Thank you for helping me with this.

## Re: how do I chop out a piece of a sting surrounded by two hex codes?

On 08/30/2015 07:24 PM, \$Bill wrote:

What does the "\$1" and the "is" do in the above?

## Re: how do I chop out a piece of a sting surrounded by two hex codes?

See 'perldoc perlreref' for what the i and s options do.

\$1 will contain the first capture group after a successful match
against a regular expression that contains capture groups ( () ).

--
Jim Gibson

## Re: how do I chop out a piece of a sting surrounded by two hex codes?

On 08/30/2015 10:29 PM, Jim Gibson wrote:

I will and thank you!

Believe is or not, I thought "is" was a function, like "die"

:-)

-T

## Re: how do I chop out a piece of a sting surrounded by two hex codes?

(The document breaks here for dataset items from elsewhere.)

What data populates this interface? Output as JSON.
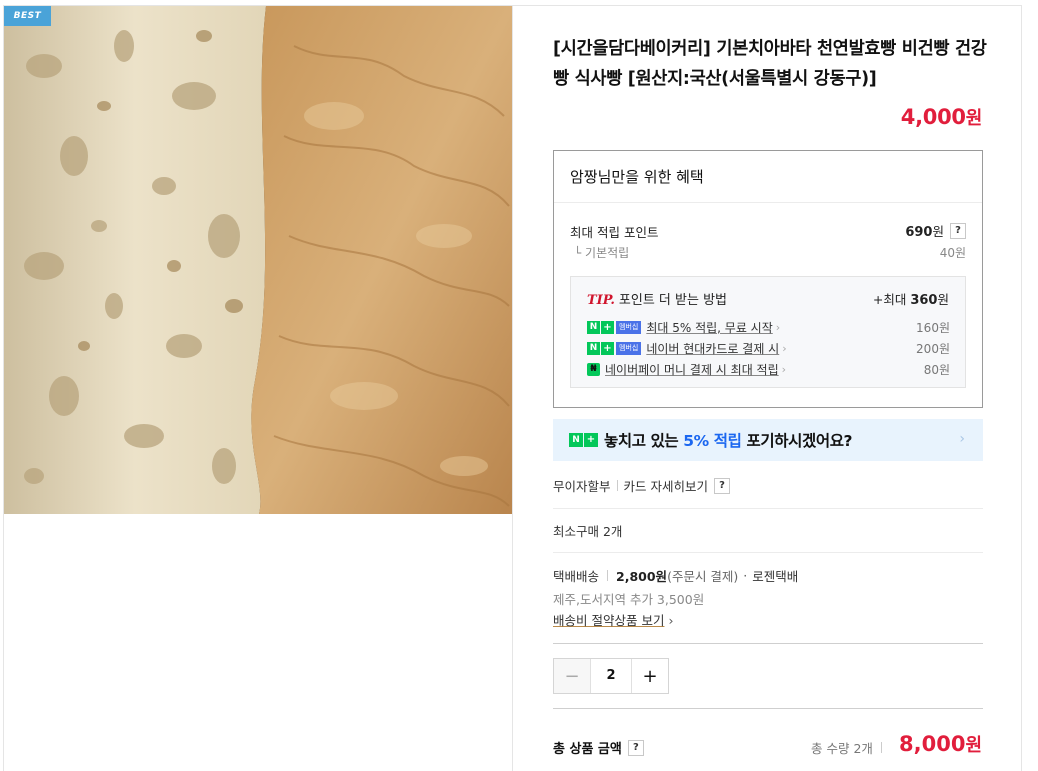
{
  "product": {
    "badge": "BEST",
    "title": "[시간을담다베이커리] 기본치아바타 천연발효빵 비건빵 건강빵 식사빵 [원산지:국산(서울특별시 강동구)]",
    "price_value": "4,000",
    "price_unit": "원"
  },
  "benefit": {
    "heading": "암짱님만을 위한 혜택",
    "max_points_label": "최대 적립 포인트",
    "max_points_value": "690",
    "max_points_unit": "원",
    "help_icon": "?",
    "base_label": "└ 기본적립",
    "base_value": "40원",
    "tip": {
      "tip_word": "TIP.",
      "title": "포인트 더 받는 방법",
      "max_prefix": "+최대",
      "max_value": "360",
      "max_unit": "원",
      "items": [
        {
          "label": "최대 5% 적립, 무료 시작",
          "amount": "160원",
          "badge": "멤버십"
        },
        {
          "label": "네이버 현대카드로 결제 시",
          "amount": "200원",
          "badge": "멤버십"
        },
        {
          "label": "네이버페이 머니 결제 시 최대 적립",
          "amount": "80원",
          "badge": ""
        }
      ]
    }
  },
  "banner": {
    "text_before": "놓치고 있는 ",
    "highlight": "5% 적립",
    "text_after": " 포기하시겠어요?",
    "chevron": "›"
  },
  "payment": {
    "installment": "무이자할부",
    "card_detail": "카드 자세히보기",
    "help_icon": "?"
  },
  "min_purchase": "최소구매 2개",
  "shipping": {
    "method": "택배배송",
    "fee": "2,800원",
    "fee_note": "(주문시 결제)",
    "courier": "로젠택배",
    "extra": "제주,도서지역 추가 3,500원",
    "saving_link": "배송비 절약상품 보기",
    "chevron": "›"
  },
  "quantity": {
    "minus": "−",
    "value": "2",
    "plus": "+"
  },
  "total": {
    "label": "총 상품 금액",
    "help_icon": "?",
    "qty_text": "총 수량 2개",
    "price_value": "8,000",
    "price_unit": "원"
  }
}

On Monday, 31 August 2015 12:54:38 UTC+5:30, T  wrote:
[snip]

How could "is", which is occurring at the end be
considered as a function is hard to fathom  :-/

Are you telling that you write something like:
"Error could not open file" die;

## Re: how do I chop out a piece of a sting surrounded by two hex codes?

On 08/31/2015 01:23 AM, sharma__r@hotmail.com wrote:

I thought "is" meant "the answer is".

It is after midnight here and I am loopy with exhaustion.
I couldn't tell you which way is up at the moment.

## Re: how do I chop out a piece of a sting surrounded by two hex codes?

On Monday, 31 August 2015 14:48:46 UTC+5:30, T  wrote:

On 08/31/2015 01:23 AM, sharma__r@hotmail.com wrote:
> On Monday, 31 August 2015 12:54:38 UTC+5:30, T  wrote:
> [snip]
>
>>
>>>>> (my \$y = \$x) =~ s/^.*?\xc2\xa0(.+)\xc2\xa0.*\$/\$1/is;
>>
>> Believe is or not, I thought "is" was a function, like "die"
>>
>> -T
>
> How could "is", which is occurring at the end be
> considered as a function is hard to fathom  :-/
>
> Are you telling that you write something like:
>     "Error could not open file" die;
>

>I thought "is" meant "the answer is".

Still not convinced.

>It is after midnight here and I am loopy with exhaustion.
>I couldn't tell you which way is up at the moment.

What is the point in working so late when  you
don't even know whether you're coming or going.

## Re: how do I chop out a piece of a sting surrounded by two hex codes?

On 08/31/2015 03:36 AM, sharma__r@hotmail.com wrote:

You were suppose to have a chuckle at my expense.  :-)

## Re: how do I chop out a piece of a sting surrounded by two hex codes?

On 08/31/2015 03:36 AM, sharma__r@hotmail.com wrote:

I work my ass off. I have to stick things in where I can.

## Re: how do I chop out a piece of a sting surrounded by two hex codes?

sharma__r@hotmail.com wrote:

In OO land it's not farfetched to write
"Error could not open file".print, e. g.

--
MartinS

## Re: how do I chop out a piece of a sting surrounded by two hex codes?

On 08/31/2015 11:40 PM, Martin Str|mberg wrote:

You were all suppose to get a chuckle off me.

:-)

## Re: how do I chop out a piece of a sting surrounded by two hex codes?

On 08/30/2015 10:29 PM, Jim Gibson wrote:

Is this what you mean?

s  match as a Single line - . matches \n
i  case-Insensitive

## Re: how do I chop out a piece of a sting surrounded by two hex codes?

On Tuesday, 1 September 2015 03:12:12 UTC+5:30, T  wrote:
[snip]

The /s and /i are regex pattern match modifiers, in that they alter the
behavior of how the regex engine goes about it's job of matching.

The /i makes the engine match case insensitively, like as:

perl -le '
# /i
\$_ = "TOdd";
print "foundme only when typed exactly." if /Odd/;
print "found me even inexactly." if /Odd/i;

# /s
\$_ = "a\nb\nc";
print "ok without /s" if /.b/; #will not  print coz . not gonna match newline
print "ok using /s" if /.b/s;  # will print coz . matches newline with /s
'